A solid follow-up to horror anthology Three features segments by Park Chan-wook, Takashi Miike and Fruit Chan…
From the producers that brought us Three comes another trio of horror stories by well known Asian directors, this time featuring Fruit Chan, Park Chan-wook and the irrepressible Takashi Miike. Interweaving throughout out the tales is the subject of performance, both in front an audience, and behind the camera.
In the first segment, we find a once famous actress Ching (Miriam Yeung) in search of Aunt Mei (Bai Ling), whose tasty(?) treats – dumplings made from foetus – contain the secret of youth. But as she grows impatient for results, just how far is she willing to go, and at what price?
Fruit Chan’s ‘Dumplings’, originally released as a feature length film itself, fares badly wedged in to a half hour time slot. If the original didn’t quite fulfil the potential born out of it’s themes – the desperate clambering for youth in modern culture, the westernisation of this aspiration, the satiric comment that this elixir was mainly sourced from unwanted children in Mainland China (much of which still under one child rule) – then this version cuts that subtlety entirely. For instance, the growing friendship between the leads, despite their vastly different backgrounds, is lost entirely, as is much of Tony Leung’s role.
Perhaps the only saving grace is that this version differs from the original, winding in a whole new twist that, if anything, gives a far more satisfying (though incredulous) conclusion to the film. It’s shows us exactly how far Ching is willing to go to hold on to her youth.
In Park Chan-wook’s ‘Cut’ a successful director (Lee Byung-hun, My Bittersweet Life) gets on the wrong end of every directors worst nightmare, an extra with a grudge. In this case, it seems an extra’s (Won-hie Lim) only beef is that he seems too nice. He wakes to find his wife strung up like a puppet to a piano (in a gruesome manner, reminiscent of Dairo Argento) while having her fingers chopped off one by one, while attached to the wall by an oversized elastic band, his wife painfully just out of reach. How long will it be before the director shows us just how nasty he can be?

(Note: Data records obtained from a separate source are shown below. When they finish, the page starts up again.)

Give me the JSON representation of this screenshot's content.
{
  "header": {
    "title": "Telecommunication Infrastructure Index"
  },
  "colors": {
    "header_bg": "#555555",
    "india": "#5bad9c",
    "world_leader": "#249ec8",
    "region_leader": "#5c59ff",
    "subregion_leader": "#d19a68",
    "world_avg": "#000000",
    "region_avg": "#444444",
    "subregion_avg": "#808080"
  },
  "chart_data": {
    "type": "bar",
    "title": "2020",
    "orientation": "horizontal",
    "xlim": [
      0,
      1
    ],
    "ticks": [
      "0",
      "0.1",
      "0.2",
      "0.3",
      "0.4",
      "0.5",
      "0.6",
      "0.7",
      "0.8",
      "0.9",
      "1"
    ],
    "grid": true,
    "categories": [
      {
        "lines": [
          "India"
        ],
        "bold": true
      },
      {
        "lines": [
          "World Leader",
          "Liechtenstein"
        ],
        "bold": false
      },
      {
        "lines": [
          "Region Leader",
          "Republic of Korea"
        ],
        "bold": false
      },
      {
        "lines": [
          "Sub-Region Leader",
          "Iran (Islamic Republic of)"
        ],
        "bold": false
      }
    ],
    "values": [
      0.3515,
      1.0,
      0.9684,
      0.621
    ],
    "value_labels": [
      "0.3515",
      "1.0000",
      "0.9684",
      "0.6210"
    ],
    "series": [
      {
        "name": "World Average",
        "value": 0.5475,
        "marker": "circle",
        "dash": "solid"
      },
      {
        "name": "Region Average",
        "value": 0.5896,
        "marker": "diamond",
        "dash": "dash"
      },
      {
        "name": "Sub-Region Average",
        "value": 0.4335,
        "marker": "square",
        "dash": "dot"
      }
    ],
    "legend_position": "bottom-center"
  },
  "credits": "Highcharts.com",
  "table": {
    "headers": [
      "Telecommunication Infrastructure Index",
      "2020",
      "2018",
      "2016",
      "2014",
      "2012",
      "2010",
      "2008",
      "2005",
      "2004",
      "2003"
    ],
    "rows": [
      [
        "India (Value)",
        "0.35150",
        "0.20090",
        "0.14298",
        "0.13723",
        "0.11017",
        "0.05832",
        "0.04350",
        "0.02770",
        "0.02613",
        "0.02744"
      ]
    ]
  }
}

Chan-wook’s contribution pays knowing reference to his own success, making you wonder if this could be more than partly based on autobiographical experience. It displays the same streak of black humour that would later fill Lady Vengeance and I’m A Cyborg, Chan-wook’s film both amuses and repulses in equal measures. His intention seems, as with Sympathy For Mr Vengeance and Oldboy, to subvert the middle class, ‘nice’ lead and their world in comparison to those less fortunate, that somehow seemingly nice people can do (or can be made to do) some very nasty things.
A beautiful and impressively produced featurette, Chan-wook’s film is perhaps the most successful here.
Finally the notorious Takashi Miike gives us the final offering in the trilogy and perhaps the most unsettling – but not for the reasons you might expect from him.‘Box’ tells of a young author, Kyoko (Kyoko Hasegawa) plagued by nightmares of being buried alive, and seemingly repressed memories of performing with her deceased sister and father. Whether real or not they seem intent to break into her present life.
Surprisingly restrained for Miike, the segment slowly builds on it’s unsettling atmosphere without need of any real gore or cheap shocks. Indeed, it’s only the payoff to the story, with something of a laughable twist, that fails to convince.
If none of the stories quite achieve the heights of the original Three’s ‘Going Home’ segment, then combined they make a more impressive and undoubtedly worthy follow-up.
Home media details
Distributor: Tartan Asia Extreme (UK)
Good transfer of picture and sound, this DVD offers slim pickings in the way of extras, including a ‘Making of’ documentary.
This release misses out on the trick the US Lionsgate 2-disc DVD used, including the full-length version of Dumplings.